Datasets#

The progpy dataset subpackage is used to download labeled prognostics data for use in model building, analysis, or validation. Every dataset comes equipped with a load_data function which loads the specified data. Some datasets require a dataset number or id. This indicates the specific data to load from the larger dataset. The format of the data is specific to the dataset downloaded. Details of the specific datasets are summarized below:

Note

To use the dataset feature, you must install the requests package.

Variable Load Battery Data (nasa_battery)#

progpy.datasets.nasa_battery.load_data(batt_id: str) tuple#

New in version 1.3.0.

Loads data for one or more batteries from NASA’s PCoE Dataset, ‘11. Randomized Battery Usage Data Set’ https://www.nasa.gov/content/prognostics-center-of-excellence-data-set-repository

Parameters

batt_id (str) – Battery name from dataset (RW1-28)

Raises
  • ValueError – Battery not in dataset (should be RW1-28)

  • ValueError – Battery id must be a string or int

  • ConnectionError – Failed to download data. This may be because of issues with your internet connection or the datasets may have moved. Please check your internet connection and make sure you’re using the latest version of progpy.

Returns

Data and description as a tuple (description, data), where the data is a list of pandas DataFrames such that data[i] is the data for run i, corresponding with details[i], above. The columns of the dataframe are (‘relativeTime’, ‘current’ (amps), ‘voltage’, ‘temperature’ (°C)) in that order.

Return type

tuple[dict, list[pd.DataFrame]]

CMAPSS Jet Engine Data (nasa_cmapss)#

progpy.datasets.nasa_cmapss.load_data(dataset_id: int) tuple#

New in version 1.3.0.

Loads data for one CMAPSS trajectory from NASA’s PCoE Dataset. See ‘6. Turbofan Engine Degredation Simulation Data Set’ at https://www.nasa.gov/content/prognostics-center-of-excellence-data-set-repository

Data Set: 1
Train trajectories: 100
Test trajectories: 100
Conditions: ONE (Sea Level)
Fault Modes: ONE (HPC Degradation)
Data Set: 2
Train trajectories: 260
Test trajectories: 259
Conditions: SIX
Fault Modes: ONE (HPC Degradation)
Data Set: 3
Train trajectories: 100
Test trajectories: 100
Conditions: ONE (Sea Level)
Fault Modes: TWO (HPC Degradation, Fan Degradation)
Data Set: 4
Train trajectories: 248
Test trajectories: 249
Conditions: SIX
Fault Modes: TWO (HPC Degradation, Fan Degradation)

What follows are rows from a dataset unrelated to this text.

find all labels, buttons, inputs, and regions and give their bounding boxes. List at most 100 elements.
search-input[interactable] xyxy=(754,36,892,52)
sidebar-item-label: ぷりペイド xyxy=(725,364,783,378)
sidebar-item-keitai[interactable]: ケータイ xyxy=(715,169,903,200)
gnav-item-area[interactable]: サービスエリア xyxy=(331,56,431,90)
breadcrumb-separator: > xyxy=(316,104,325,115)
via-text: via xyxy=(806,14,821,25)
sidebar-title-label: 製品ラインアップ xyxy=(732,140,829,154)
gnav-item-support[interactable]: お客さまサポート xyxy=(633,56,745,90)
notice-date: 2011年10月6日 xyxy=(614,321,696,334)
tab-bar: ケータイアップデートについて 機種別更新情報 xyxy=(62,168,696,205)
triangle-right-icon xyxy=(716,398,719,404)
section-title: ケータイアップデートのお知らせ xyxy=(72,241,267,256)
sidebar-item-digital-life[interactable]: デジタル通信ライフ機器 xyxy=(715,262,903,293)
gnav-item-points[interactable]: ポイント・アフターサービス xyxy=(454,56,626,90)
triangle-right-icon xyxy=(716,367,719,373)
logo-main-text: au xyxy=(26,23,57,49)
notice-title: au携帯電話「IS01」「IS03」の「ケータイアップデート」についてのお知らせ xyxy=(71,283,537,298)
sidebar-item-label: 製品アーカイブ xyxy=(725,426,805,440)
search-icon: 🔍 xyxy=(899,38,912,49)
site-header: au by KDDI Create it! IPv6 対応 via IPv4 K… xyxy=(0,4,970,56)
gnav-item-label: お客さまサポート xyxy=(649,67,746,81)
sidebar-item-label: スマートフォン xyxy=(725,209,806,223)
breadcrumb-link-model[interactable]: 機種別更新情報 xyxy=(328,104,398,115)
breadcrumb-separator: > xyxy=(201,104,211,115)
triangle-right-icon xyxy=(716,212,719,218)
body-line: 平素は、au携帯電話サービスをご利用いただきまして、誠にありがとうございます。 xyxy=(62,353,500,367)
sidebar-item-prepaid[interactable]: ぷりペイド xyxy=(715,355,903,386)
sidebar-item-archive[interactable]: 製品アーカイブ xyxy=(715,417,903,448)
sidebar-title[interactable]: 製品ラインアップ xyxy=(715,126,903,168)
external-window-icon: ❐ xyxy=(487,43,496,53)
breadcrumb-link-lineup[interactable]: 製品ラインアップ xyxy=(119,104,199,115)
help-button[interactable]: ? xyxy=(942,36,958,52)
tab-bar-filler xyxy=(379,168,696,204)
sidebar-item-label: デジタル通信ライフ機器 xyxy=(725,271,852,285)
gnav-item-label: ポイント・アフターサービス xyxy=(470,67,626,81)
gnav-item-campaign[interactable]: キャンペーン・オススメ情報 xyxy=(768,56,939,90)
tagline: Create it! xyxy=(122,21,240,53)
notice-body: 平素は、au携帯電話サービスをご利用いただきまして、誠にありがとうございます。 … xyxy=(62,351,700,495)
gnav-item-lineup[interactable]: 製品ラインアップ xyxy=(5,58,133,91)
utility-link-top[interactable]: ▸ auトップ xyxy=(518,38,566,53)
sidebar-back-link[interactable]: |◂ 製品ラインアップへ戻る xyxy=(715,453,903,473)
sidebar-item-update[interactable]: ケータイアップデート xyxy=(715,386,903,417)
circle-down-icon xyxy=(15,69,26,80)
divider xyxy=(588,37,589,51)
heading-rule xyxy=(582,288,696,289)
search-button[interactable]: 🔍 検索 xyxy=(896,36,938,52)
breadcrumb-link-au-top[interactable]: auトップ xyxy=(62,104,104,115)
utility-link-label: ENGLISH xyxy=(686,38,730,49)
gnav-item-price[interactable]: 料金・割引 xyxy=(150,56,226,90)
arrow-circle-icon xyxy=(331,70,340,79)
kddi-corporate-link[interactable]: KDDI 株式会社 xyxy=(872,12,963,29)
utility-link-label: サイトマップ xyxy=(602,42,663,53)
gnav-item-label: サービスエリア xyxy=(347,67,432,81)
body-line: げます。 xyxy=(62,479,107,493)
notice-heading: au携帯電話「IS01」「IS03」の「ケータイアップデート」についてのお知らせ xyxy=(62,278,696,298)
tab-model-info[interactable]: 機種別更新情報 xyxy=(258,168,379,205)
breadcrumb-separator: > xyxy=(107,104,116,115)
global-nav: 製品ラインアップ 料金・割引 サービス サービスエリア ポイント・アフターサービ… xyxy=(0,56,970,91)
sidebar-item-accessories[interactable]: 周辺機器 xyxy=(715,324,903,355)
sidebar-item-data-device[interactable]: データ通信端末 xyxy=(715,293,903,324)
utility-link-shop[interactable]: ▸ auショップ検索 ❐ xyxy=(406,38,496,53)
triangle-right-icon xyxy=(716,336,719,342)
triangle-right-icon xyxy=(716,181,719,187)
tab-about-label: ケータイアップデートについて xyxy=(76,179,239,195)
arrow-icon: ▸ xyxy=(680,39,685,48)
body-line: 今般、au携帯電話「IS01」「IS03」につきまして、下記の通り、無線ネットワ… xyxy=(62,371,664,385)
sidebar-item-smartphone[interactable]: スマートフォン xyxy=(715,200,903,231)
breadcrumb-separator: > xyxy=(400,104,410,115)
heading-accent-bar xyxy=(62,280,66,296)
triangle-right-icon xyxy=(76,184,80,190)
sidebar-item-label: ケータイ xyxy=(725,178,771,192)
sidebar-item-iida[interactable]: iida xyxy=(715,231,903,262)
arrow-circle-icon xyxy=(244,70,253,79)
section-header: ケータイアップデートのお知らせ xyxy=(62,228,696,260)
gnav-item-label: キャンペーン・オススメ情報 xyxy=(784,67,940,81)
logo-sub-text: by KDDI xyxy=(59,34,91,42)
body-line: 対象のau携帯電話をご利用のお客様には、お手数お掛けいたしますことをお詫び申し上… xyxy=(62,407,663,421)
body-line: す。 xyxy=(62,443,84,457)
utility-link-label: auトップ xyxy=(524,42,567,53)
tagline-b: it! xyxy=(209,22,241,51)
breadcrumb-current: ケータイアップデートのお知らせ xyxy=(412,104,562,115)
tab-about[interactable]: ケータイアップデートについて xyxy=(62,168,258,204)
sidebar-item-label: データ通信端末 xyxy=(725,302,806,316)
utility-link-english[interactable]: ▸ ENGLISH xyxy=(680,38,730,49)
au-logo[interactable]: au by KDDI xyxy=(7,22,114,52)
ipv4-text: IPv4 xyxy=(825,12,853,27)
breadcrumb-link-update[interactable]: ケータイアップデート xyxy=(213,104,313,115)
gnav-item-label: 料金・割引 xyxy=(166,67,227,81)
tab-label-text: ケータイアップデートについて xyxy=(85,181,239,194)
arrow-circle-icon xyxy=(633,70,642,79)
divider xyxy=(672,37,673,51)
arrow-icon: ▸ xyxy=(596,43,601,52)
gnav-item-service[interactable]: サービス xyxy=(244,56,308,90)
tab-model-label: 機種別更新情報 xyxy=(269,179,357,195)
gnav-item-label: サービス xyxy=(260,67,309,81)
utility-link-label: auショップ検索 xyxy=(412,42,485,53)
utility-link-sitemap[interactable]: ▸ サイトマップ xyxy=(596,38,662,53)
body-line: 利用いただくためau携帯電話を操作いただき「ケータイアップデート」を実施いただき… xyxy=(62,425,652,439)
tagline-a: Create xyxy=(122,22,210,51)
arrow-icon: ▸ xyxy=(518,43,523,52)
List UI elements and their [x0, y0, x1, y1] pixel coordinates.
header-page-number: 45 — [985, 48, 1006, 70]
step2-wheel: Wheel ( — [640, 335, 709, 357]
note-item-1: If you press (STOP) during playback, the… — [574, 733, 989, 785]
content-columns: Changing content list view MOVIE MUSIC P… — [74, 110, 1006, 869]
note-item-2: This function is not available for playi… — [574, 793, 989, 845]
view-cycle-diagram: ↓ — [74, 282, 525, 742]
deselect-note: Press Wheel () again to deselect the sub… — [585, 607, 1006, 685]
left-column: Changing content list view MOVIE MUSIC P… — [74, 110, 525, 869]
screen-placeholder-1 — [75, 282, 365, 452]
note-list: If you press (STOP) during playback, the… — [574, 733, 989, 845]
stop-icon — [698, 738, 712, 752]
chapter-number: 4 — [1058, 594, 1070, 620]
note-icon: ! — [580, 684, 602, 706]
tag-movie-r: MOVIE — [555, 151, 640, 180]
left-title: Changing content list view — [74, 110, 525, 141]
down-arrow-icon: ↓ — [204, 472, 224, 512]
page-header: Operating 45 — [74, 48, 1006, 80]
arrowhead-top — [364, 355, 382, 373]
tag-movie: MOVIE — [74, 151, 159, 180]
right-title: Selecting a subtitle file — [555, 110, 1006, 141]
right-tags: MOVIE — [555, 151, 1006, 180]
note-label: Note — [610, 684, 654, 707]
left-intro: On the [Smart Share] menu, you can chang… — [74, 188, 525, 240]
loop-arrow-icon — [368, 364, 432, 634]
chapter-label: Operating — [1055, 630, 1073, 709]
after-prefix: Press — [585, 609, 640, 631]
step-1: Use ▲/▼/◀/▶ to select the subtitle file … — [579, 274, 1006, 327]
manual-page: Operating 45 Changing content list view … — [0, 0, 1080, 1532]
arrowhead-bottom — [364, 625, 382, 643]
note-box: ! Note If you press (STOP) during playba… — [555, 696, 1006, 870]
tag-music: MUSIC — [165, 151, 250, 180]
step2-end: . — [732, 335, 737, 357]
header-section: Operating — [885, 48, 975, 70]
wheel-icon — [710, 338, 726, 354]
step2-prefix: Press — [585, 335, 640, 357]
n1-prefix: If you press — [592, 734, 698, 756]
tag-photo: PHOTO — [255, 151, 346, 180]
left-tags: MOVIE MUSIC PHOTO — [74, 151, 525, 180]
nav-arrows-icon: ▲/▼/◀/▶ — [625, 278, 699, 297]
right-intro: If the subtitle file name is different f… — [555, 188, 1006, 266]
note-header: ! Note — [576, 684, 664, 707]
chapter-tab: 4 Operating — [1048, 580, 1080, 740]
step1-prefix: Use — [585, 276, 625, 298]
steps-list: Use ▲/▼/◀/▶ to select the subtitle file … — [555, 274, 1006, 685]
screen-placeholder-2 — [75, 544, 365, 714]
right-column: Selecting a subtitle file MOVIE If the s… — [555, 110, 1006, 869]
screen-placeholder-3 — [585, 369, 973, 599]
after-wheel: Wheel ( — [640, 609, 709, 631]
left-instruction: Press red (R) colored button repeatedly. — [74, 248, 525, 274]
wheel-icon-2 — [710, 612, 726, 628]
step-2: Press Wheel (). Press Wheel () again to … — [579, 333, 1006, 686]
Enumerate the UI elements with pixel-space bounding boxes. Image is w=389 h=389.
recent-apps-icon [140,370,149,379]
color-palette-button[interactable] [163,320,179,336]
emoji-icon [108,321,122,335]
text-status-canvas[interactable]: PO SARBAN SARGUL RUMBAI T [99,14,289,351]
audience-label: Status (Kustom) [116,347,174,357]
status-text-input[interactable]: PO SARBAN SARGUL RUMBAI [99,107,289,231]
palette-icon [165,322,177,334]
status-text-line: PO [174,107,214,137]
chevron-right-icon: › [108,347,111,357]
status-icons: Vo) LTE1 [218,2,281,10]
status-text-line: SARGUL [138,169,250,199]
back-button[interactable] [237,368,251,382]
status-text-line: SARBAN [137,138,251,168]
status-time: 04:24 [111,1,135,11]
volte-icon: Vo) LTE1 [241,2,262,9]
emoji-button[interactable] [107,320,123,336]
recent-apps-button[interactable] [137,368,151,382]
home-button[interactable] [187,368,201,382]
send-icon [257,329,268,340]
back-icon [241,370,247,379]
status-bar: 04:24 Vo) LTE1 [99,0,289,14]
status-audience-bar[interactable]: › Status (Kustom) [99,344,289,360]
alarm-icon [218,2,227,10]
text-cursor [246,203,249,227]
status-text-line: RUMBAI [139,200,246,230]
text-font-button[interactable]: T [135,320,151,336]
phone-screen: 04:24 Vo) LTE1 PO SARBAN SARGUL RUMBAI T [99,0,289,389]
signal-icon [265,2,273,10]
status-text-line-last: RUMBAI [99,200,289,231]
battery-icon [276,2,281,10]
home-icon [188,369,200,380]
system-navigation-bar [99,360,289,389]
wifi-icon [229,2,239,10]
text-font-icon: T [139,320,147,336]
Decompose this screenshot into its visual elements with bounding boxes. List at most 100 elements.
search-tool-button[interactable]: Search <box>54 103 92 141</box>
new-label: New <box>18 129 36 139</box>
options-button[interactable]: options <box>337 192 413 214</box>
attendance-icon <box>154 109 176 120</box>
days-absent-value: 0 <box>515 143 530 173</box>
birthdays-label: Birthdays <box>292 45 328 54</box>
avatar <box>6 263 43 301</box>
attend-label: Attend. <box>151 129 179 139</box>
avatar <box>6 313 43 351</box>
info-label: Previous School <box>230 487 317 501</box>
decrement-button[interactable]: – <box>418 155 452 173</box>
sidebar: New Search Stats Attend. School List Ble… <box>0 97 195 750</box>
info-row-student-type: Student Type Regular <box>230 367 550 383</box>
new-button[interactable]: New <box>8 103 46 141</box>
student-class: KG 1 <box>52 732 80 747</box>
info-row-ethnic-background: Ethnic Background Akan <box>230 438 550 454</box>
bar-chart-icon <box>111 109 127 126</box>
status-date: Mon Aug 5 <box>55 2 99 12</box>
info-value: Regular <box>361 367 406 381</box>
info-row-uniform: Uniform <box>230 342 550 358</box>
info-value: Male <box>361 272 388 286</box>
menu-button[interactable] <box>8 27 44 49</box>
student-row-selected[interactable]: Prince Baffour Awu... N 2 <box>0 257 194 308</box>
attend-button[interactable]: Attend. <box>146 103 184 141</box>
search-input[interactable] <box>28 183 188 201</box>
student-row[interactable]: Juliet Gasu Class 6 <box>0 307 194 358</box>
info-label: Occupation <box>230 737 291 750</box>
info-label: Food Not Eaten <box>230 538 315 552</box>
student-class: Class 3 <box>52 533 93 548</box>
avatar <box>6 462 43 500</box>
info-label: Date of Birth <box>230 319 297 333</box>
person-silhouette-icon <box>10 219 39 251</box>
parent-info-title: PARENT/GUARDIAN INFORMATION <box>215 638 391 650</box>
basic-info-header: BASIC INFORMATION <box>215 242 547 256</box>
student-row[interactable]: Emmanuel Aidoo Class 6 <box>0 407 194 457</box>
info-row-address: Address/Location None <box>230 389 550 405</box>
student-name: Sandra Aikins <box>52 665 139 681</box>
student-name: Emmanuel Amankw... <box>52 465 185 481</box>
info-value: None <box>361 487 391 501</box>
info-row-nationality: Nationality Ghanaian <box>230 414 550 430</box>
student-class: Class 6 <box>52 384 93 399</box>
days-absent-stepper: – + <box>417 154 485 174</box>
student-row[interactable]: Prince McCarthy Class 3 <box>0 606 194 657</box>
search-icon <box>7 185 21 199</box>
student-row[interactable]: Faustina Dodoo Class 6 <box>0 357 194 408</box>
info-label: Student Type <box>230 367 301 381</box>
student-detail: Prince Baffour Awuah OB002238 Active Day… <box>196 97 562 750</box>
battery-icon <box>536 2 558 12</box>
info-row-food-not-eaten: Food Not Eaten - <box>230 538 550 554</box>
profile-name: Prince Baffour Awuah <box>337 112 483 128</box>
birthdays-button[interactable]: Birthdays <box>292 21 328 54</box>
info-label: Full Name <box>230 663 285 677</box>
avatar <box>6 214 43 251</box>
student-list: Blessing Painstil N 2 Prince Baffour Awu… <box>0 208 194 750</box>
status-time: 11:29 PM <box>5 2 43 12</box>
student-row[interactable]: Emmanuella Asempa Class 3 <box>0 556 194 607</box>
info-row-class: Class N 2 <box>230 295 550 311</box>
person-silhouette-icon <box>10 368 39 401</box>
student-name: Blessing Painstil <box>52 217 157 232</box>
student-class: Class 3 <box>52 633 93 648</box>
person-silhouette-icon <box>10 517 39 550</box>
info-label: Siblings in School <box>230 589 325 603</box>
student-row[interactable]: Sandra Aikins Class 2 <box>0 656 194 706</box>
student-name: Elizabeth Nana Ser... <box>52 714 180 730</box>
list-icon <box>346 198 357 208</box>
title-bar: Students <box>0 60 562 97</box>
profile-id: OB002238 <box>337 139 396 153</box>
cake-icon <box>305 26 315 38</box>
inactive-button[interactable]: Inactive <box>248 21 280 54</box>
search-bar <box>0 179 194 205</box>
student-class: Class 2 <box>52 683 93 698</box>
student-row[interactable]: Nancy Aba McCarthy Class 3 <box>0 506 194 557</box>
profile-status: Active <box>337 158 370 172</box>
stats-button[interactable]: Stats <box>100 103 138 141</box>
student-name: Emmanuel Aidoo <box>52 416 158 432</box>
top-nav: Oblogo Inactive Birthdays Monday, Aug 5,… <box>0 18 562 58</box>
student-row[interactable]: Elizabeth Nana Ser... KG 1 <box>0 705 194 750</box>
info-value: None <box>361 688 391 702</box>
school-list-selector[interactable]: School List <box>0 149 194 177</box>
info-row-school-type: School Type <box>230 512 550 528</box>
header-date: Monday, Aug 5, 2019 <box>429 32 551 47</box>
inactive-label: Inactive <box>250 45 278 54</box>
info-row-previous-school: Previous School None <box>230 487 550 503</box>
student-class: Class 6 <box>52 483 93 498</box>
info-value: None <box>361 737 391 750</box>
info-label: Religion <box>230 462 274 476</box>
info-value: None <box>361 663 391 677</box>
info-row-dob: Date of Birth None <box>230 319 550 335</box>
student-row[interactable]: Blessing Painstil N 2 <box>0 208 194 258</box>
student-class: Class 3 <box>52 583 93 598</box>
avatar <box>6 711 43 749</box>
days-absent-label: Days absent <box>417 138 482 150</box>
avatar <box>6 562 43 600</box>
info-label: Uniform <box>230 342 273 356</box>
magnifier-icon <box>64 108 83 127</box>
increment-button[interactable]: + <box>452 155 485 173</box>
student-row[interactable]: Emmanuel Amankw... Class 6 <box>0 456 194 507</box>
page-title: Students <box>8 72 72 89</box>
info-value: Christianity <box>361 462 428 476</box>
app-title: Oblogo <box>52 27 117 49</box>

Data sets consists of multiple multivariate time series. Each data set is further divided into training and test subsets. Each time series is from a different engine i.e., the data can be considered to be from a fleet of engines of the same type. Each engine starts with different degrees of initial wear and manufacturing variation which is unknown to the user. This wear and variation is considered normal, i.e., it is not considered a fault condition. There are three operational settings that have a substantial effect on engine performance. These settings are also included in the data. The data is contaminated with sensor noise.

The engine is operating normally at the start of each time series, and develops a fault at some point during the series. In the training set, the fault grows in magnitude until system failure. In the test set, the time series ends some time prior to system failure. The objective of the competition is to predict the number of remaining operational cycles before failure in the test set, i.e., the number of operational cycles after the last cycle that the engine will continue to operate. Also provided a vector of true Remaining Useful Life (RUL) values for the test data. 0

Parameters

dataset_id (int) – Dataset id

Raises
  • ValueError – Data not in dataset (should be 1-4)

  • ValueError – Data not in dataset (should be 1-4)

  • ConnectionError – Failed to download data. This may be because of issues with your internet connection or the datasets may have moved. Please check your internet connection and make sure you’re using the latest version of progpy.

Returns

Tuple of data: training data, testing data, time of end of life)

Each row of the training and testing data is a snapshot of data taken during a single operational cycle, each column is a different variable. The columns in the pandas dataframe correspond to:
  1. unit number

  2. time, in cycles

  3. operational setting 1

  4. operational setting 2

  5. operational setting 3

  6. sensor measurement 1

  7. sensor measurement 2

  1. sensor measurement 21

Return type

tuple[pd.DataFrame, pd.DataFrame, np.array]

References

0
  1. Saxena, K. Goebel, D. Simon, and N. Eklund, Damage Propagation Modeling for Aircraft Engine Run-to-Failure Simulation, in the Proceedings of the Ist International Conference on Prognostics and Health Management (PHM08), Denver CO, Oct 2008.